Hi everyone,
I am fairly new to bioinformatics and I am trying to wrap my head around genome sequencing and assembly. I need to analyze this genome of this bacteria called Shewanella benthica KT99 to predict genes encoded in its genome. However, the reported assembly level of the genome is in contig level. I understand that contigs are fragments of the genome for which the order of the bases is known to be correct. However I don't quite understand why the authors of the paper reporting the draft genome sequence could not assemble it to a genome assembly level of complete genome. I have attached the information I got from NCBI regarding the bacteria. On another note, there is a very closely related bacteria called Shewanella piezotolerans WP3 which has a genome assembly level of "complete genome" on NCBI. Both were sequences using ABI 3730 family DNA sequencers, and were separated by only a year or two. Why are the assembly levels different? Below are the details of my bacteria of interest.
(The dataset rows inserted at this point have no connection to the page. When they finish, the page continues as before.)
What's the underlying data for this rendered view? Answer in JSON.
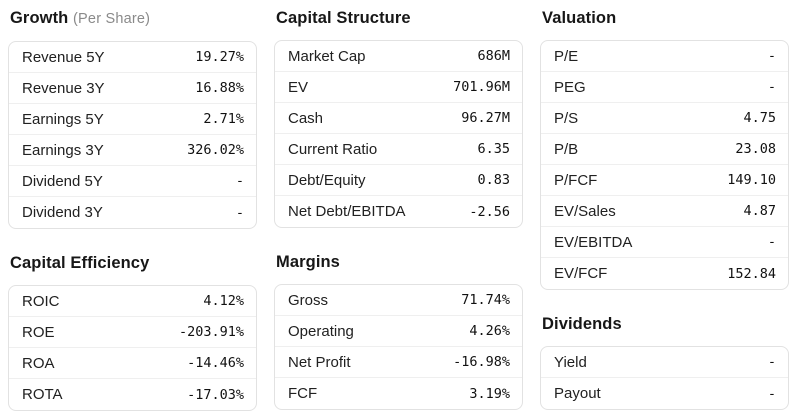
{
  "colors": {
    "background": "#ffffff",
    "card_border": "#e2e2e2",
    "row_separator": "#efefef",
    "title_text": "#171717",
    "title_suffix_text": "#8a8a8a",
    "label_text": "#212121",
    "value_text": "#111111"
  },
  "columns": [
    {
      "sections": [
        {
          "title": "Growth",
          "title_suffix": "(Per Share)",
          "rows": [
            {
              "label": "Revenue 5Y",
              "value": "19.27%"
            },
            {
              "label": "Revenue 3Y",
              "value": "16.88%"
            },
            {
              "label": "Earnings 5Y",
              "value": "2.71%"
            },
            {
              "label": "Earnings 3Y",
              "value": "326.02%"
            },
            {
              "label": "Dividend 5Y",
              "value": "-"
            },
            {
              "label": "Dividend 3Y",
              "value": "-"
            }
          ]
        },
        {
          "title": "Capital Efficiency",
          "rows": [
            {
              "label": "ROIC",
              "value": "4.12%"
            },
            {
              "label": "ROE",
              "value": "-203.91%"
            },
            {
              "label": "ROA",
              "value": "-14.46%"
            },
            {
              "label": "ROTA",
              "value": "-17.03%"
            }
          ]
        }
      ]
    },
    {
      "sections": [
        {
          "title": "Capital Structure",
          "rows": [
            {
              "label": "Market Cap",
              "value": "686M"
            },
            {
              "label": "EV",
              "value": "701.96M"
            },
            {
              "label": "Cash",
              "value": "96.27M"
            },
            {
              "label": "Current Ratio",
              "value": "6.35"
            },
            {
              "label": "Debt/Equity",
              "value": "0.83"
            },
            {
              "label": "Net Debt/EBITDA",
              "value": "-2.56"
            }
          ]
        },
        {
          "title": "Margins",
          "rows": [
            {
              "label": "Gross",
              "value": "71.74%"
            },
            {
              "label": "Operating",
              "value": "4.26%"
            },
            {
              "label": "Net Profit",
              "value": "-16.98%"
            },
            {
              "label": "FCF",
              "value": "3.19%"
            }
          ]
        }
      ]
    },
    {
      "sections": [
        {
          "title": "Valuation",
          "rows": [
            {
              "label": "P/E",
              "value": "-"
            },
            {
              "label": "PEG",
              "value": "-"
            },
            {
              "label": "P/S",
              "value": "4.75"
            },
            {
              "label": "P/B",
              "value": "23.08"
            },
            {
              "label": "P/FCF",
              "value": "149.10"
            },
            {
              "label": "EV/Sales",
              "value": "4.87"
            },
            {
              "label": "EV/EBITDA",
              "value": "-"
            },
            {
              "label": "EV/FCF",
              "value": "152.84"
            }
          ]
        },
        {
          "title": "Dividends",
          "rows": [
            {
              "label": "Yield",
              "value": "-"
            },
            {
              "label": "Payout",
              "value": "-"
            }
          ]
        }
      ]
    }
  ]
}
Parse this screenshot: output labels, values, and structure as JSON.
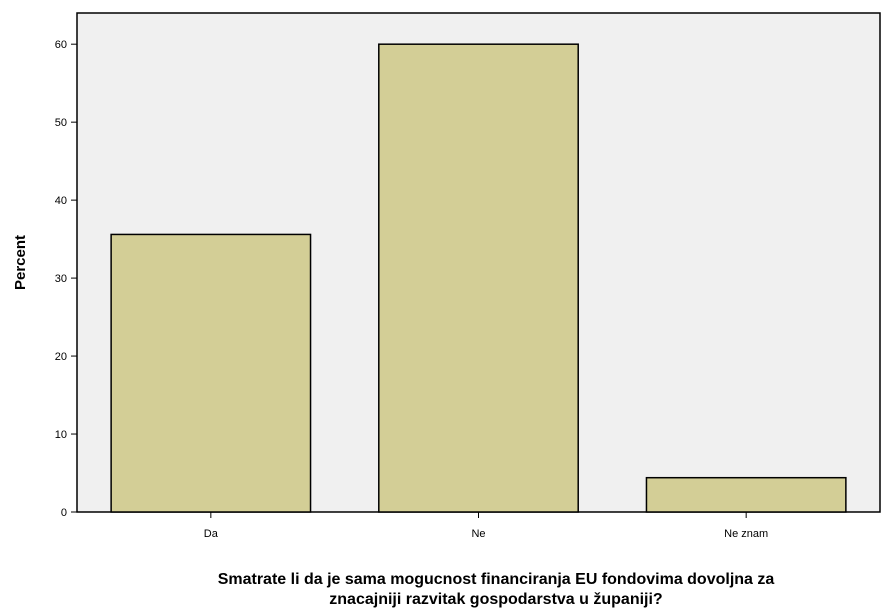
{
  "chart_data": {
    "type": "bar",
    "title": "",
    "categories": [
      "Da",
      "Ne",
      "Ne znam"
    ],
    "values": [
      35.6,
      60.0,
      4.4
    ],
    "xlabel_lines": [
      "Smatrate li da je sama mogucnost financiranja EU fondovima dovoljna za",
      "znacajniji razvitak gospodarstva u županiji?"
    ],
    "ylabel": "Percent",
    "ylim": [
      0,
      64
    ],
    "yticks": [
      0,
      10,
      20,
      30,
      40,
      50,
      60
    ],
    "grid": false,
    "legend": "none",
    "colors": {
      "plot_background": "#f0f0f0",
      "bar_fill": "#d3ce96",
      "bar_stroke": "#000000",
      "axis": "#000000"
    }
  }
}
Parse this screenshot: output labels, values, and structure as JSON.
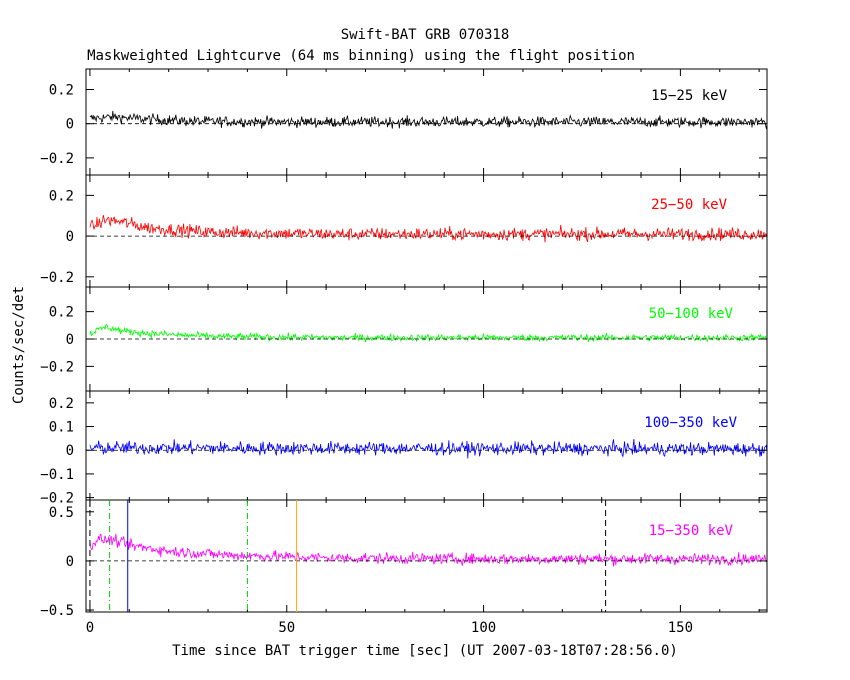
{
  "chart_data": {
    "type": "line",
    "title": "Swift-BAT GRB 070318",
    "subtitle": "Maskweighted Lightcurve (64 ms binning) using the flight position",
    "xlabel": "Time since BAT trigger time [sec] (UT 2007-03-18T07:28:56.0)",
    "ylabel": "Counts/sec/det",
    "xlim": [
      -1,
      172
    ],
    "x_ticks": [
      0,
      50,
      100,
      150
    ],
    "x_tick_labels": [
      "0",
      "50",
      "100",
      "150"
    ],
    "grid": false,
    "panels": [
      {
        "band": "15−25 keV",
        "color": "#000000",
        "ylim": [
          -0.3,
          0.32
        ],
        "y_ticks": [
          -0.2,
          0,
          0.2
        ],
        "y_tick_labels": [
          "−0.2",
          "0",
          "0.2"
        ],
        "noise": 0.022,
        "profile": [
          [
            0,
            0.03
          ],
          [
            6,
            0.04
          ],
          [
            12,
            0.03
          ],
          [
            25,
            0.015
          ],
          [
            50,
            0.01
          ],
          [
            172,
            0.01
          ]
        ]
      },
      {
        "band": "25−50 keV",
        "color": "#ff0000",
        "ylim": [
          -0.25,
          0.3
        ],
        "y_ticks": [
          -0.2,
          0,
          0.2
        ],
        "y_tick_labels": [
          "−0.2",
          "0",
          "0.2"
        ],
        "noise": 0.022,
        "profile": [
          [
            0,
            0.04
          ],
          [
            4,
            0.08
          ],
          [
            8,
            0.07
          ],
          [
            15,
            0.04
          ],
          [
            30,
            0.02
          ],
          [
            60,
            0.01
          ],
          [
            172,
            0.01
          ]
        ]
      },
      {
        "band": "50−100 keV",
        "color": "#00ff00",
        "ylim": [
          -0.38,
          0.38
        ],
        "y_ticks": [
          -0.2,
          0,
          0.2
        ],
        "y_tick_labels": [
          "−0.2",
          "0",
          "0.2"
        ],
        "noise": 0.018,
        "profile": [
          [
            0,
            0.04
          ],
          [
            4,
            0.09
          ],
          [
            8,
            0.06
          ],
          [
            15,
            0.04
          ],
          [
            30,
            0.02
          ],
          [
            60,
            0.01
          ],
          [
            172,
            0.01
          ]
        ]
      },
      {
        "band": "100−350 keV",
        "color": "#0000ff",
        "ylim": [
          -0.21,
          0.25
        ],
        "y_ticks": [
          -0.2,
          -0.1,
          0,
          0.1,
          0.2
        ],
        "y_tick_labels": [
          "−0.2",
          "−0.1",
          "0",
          "0.1",
          "0.2"
        ],
        "noise": 0.02,
        "profile": [
          [
            0,
            0.01
          ],
          [
            172,
            0.005
          ]
        ]
      },
      {
        "band": "15−350 keV",
        "color": "#ff00ff",
        "ylim": [
          -0.52,
          0.62
        ],
        "y_ticks": [
          -0.5,
          0,
          0.5
        ],
        "y_tick_labels": [
          "−0.5",
          "0",
          "0.5"
        ],
        "noise": 0.04,
        "profile": [
          [
            0,
            0.15
          ],
          [
            2,
            0.22
          ],
          [
            6,
            0.21
          ],
          [
            10,
            0.16
          ],
          [
            20,
            0.1
          ],
          [
            35,
            0.06
          ],
          [
            60,
            0.03
          ],
          [
            100,
            0.02
          ],
          [
            172,
            0.02
          ]
        ]
      }
    ],
    "markers": [
      {
        "x": 0,
        "color": "#000000",
        "style": "dashed"
      },
      {
        "x": 5,
        "color": "#00cc00",
        "style": "dashdot"
      },
      {
        "x": 9.6,
        "color": "#0000ff",
        "style": "solid"
      },
      {
        "x": 40,
        "color": "#00cc00",
        "style": "dashdot"
      },
      {
        "x": 52.5,
        "color": "#ffa500",
        "style": "solid"
      },
      {
        "x": 131,
        "color": "#000000",
        "style": "dashed"
      }
    ]
  }
}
So far I have used an established pipeline to work with complete genome sequences of bacteria. So is there a way to just take all these contigs and assemble them together to obtain the full genome this bacteria? If so, how do I do it, and what software packages (open source) do I use to do that?
Thank you in advance!
Anby
*ASM17207v1
Organism name: Shewanella benthica KT99 (g-proteobacteria)
Infraspecific name: Strain: KT99
BioSample: SAMN02436096Bio
Project: PRJNA13387Submitter: The Gordon and Betty Moore Foundation Marine Microbiology Initiative
Date: 2007/11/28
Assembly level: Contig
Genome representation: full
RefSeq category: representative genome
GenBank assembly accession: GCA_000172075.1 (latest)
RefSeq assembly accession: GCF_000172075.1 (latest)
RefSeq assembly and GenBank assembly identical: yes
WGS Project: ABIC01*
Thank you for the explanations, I appreciate it. I will try contacting the authors for the original sequencing reads are available. What would be a good program of choice when it comes to assembly?
On another note, can the sequencing coverage and / or quality be improved by repeating the sequencing process multiple times?
Anby
Maybe. But short reads can only do so much to resolve long repeats. Paired end data will help more than single end reads.